Evidence for oxide formation from the single and multiphoton excitation of a porous silicon surface or silicon “nanoparticles”

Gole, James L.; Dixon, David A.

doi:10.1063/1.367464

Evidence for oxide formation from the single and multiphoton excitation of a porous silicon surface or silicon “nanoparticles”

Journal Article · Fri Mar 06 00:00:00 EST 1998 · Journal of Applied Physics

DOI:https://doi.org/10.1063/1.367464· OSTI ID:1562671

Gole, James L. ^[1]; Dixon, David A. ^[2]

Georgia Inst. of Technology, Atlanta, GA (United States)
Pacific Northwest National Lab. (PNNL), Richland, WA (United States)

Potential oxidation as monitored by single and multiphoton excitation and associated with the laser induced photoluminescence (PL) from silicon nanoparticles and a porous silicon (PS) surface is considered in the light of recent in situ observations of the photoluminescence process coupled with detailed quantum chemical modeling of the silanone based oxyhydrides.
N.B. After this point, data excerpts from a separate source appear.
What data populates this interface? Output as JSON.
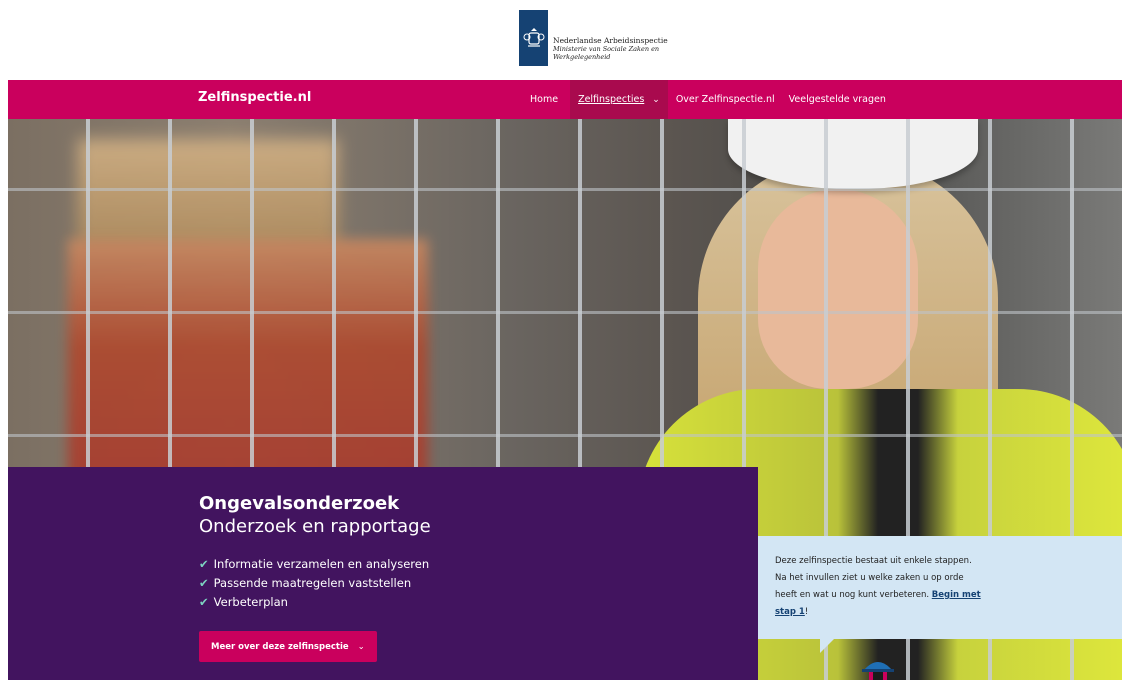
{
  "header": {
    "logo_title": "Nederlandse Arbeidsinspectie",
    "logo_sub_line1": "Ministerie van Sociale Zaken en",
    "logo_sub_line2": "Werkgelegenheid"
  },
  "nav": {
    "brand": "Zelfinspectie.nl",
    "items": [
      {
        "label": "Home"
      },
      {
        "label": "Zelfinspecties"
      },
      {
        "label": "Over Zelfinspectie.nl"
      },
      {
        "label": "Veelgestelde vragen"
      }
    ]
  },
  "hero_panel": {
    "title": "Ongevalsonderzoek",
    "subtitle": "Onderzoek en rapportage",
    "bullets": [
      "Informatie verzamelen en analyseren",
      "Passende maatregelen vaststellen",
      "Verbeterplan"
    ],
    "button_label": "Meer over deze zelfinspectie"
  },
  "info_box": {
    "text_before_link": "Deze zelfinspectie bestaat uit enkele stappen. Na het invullen ziet u welke zaken u op orde heeft en wat u nog kunt verbeteren. ",
    "link_text": "Begin met stap 1",
    "text_after_link": "!"
  },
  "colors": {
    "nav_bg": "#ca005d",
    "panel_bg": "#42145f",
    "info_bg": "#d3e6f4",
    "logo_blue": "#154273"
  },
  "icons": {
    "logo": "coat-of-arms-icon",
    "check": "checkmark-icon",
    "chevron": "chevron-down-icon"
  }
}
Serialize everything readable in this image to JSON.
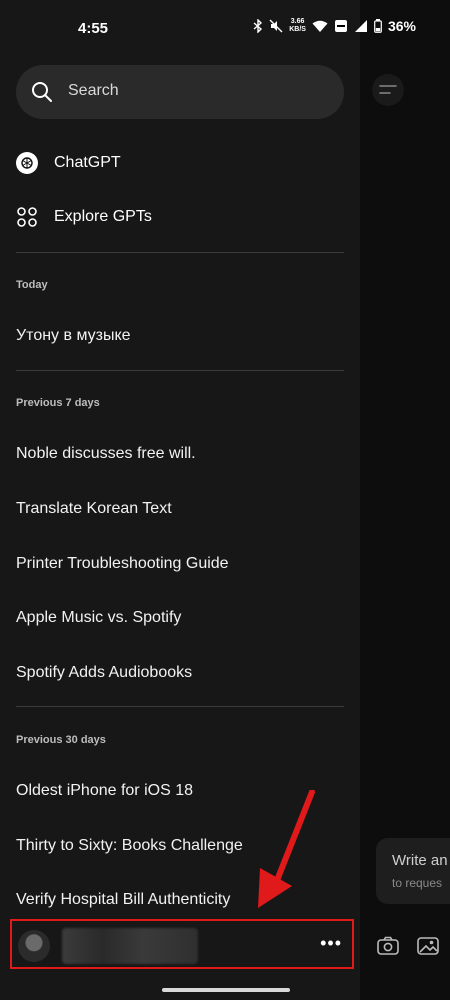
{
  "status_bar": {
    "time": "4:55",
    "net_speed_value": "3.66",
    "net_speed_unit": "KB/S",
    "battery_percent": "36%"
  },
  "drawer": {
    "search_label": "Search",
    "nav": [
      {
        "label": "ChatGPT",
        "icon": "chatgpt-logo-icon"
      },
      {
        "label": "Explore GPTs",
        "icon": "grid-icon"
      }
    ],
    "sections": [
      {
        "title": "Today",
        "chats": [
          "Утону в музыке"
        ]
      },
      {
        "title": "Previous 7 days",
        "chats": [
          "Noble discusses free will.",
          "Translate Korean Text",
          "Printer Troubleshooting Guide",
          "Apple Music vs. Spotify",
          "Spotify Adds Audiobooks"
        ]
      },
      {
        "title": "Previous 30 days",
        "chats": [
          "Oldest iPhone for iOS 18",
          "Thirty to Sixty: Books Challenge",
          "Verify Hospital Bill Authenticity"
        ]
      }
    ],
    "profile": {
      "more_label": "•••"
    }
  },
  "main": {
    "composer_title": "Write an",
    "composer_sub": "to reques"
  },
  "colors": {
    "highlight_red": "#e01a1a"
  }
}
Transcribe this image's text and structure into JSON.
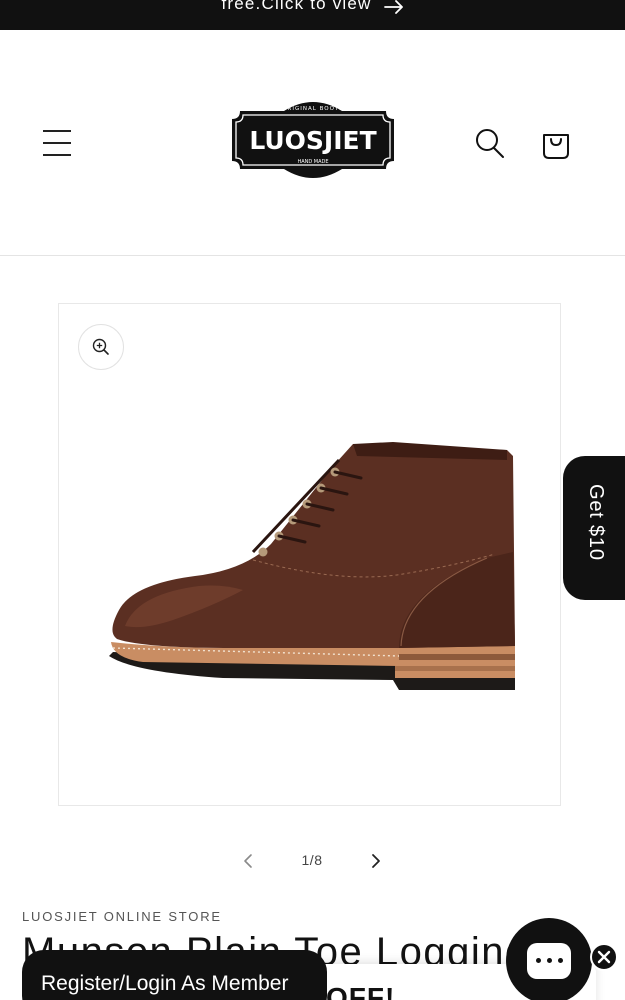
{
  "announcement": {
    "text": "free.Click to view"
  },
  "header": {
    "logo": {
      "brand": "LUOSJIET",
      "arc_text": "ORIGINAL BOOTS",
      "sub_text": "HAND MADE"
    }
  },
  "gallery": {
    "counter": "1/8",
    "image_alt": "Brown leather lace-up logging boot, side view"
  },
  "side_tab": {
    "label": "Get $10"
  },
  "product": {
    "vendor": "LUOSJIET ONLINE STORE",
    "title": "Munson Plain Toe Logging"
  },
  "promo": {
    "register_label": "Register/Login As Member",
    "off_label": "OFF!"
  },
  "colors": {
    "dark": "#111111",
    "leather": "#5b2f22",
    "accent_sole": "#c98d63"
  }
}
Here, the enhanced oxidation of PS surface bound SiH_x moieties as they undergo multiphoton excitation through the SiH_x stretch vibrational ladder to the quasicontinuum is suggested as a source of the visible PL produced in the 600–800 nm region. Vibrational-to-electronic energy transfer within the SiH_x manifold, as previously suggested, is thought to be unlikely. However, the formation of OSiHx constituencies on the PS surface as these are associated with the silanone-based silicon oxyhydrides would appear to be significant. Evidence for these oxyhydrides may also be apparent in the laser induced PL from silicon nanoparticles. All experimental observations are explained without envoking quantum confinement.

View Accepted Manuscript (DOE)

Research Organization:: Pacific Northwest National Laboratory (PNNL), Richland, WA (United States)

Sponsoring Organization:: USDOE Office of Science (SC), Basic Energy Sciences (BES) (SC-22)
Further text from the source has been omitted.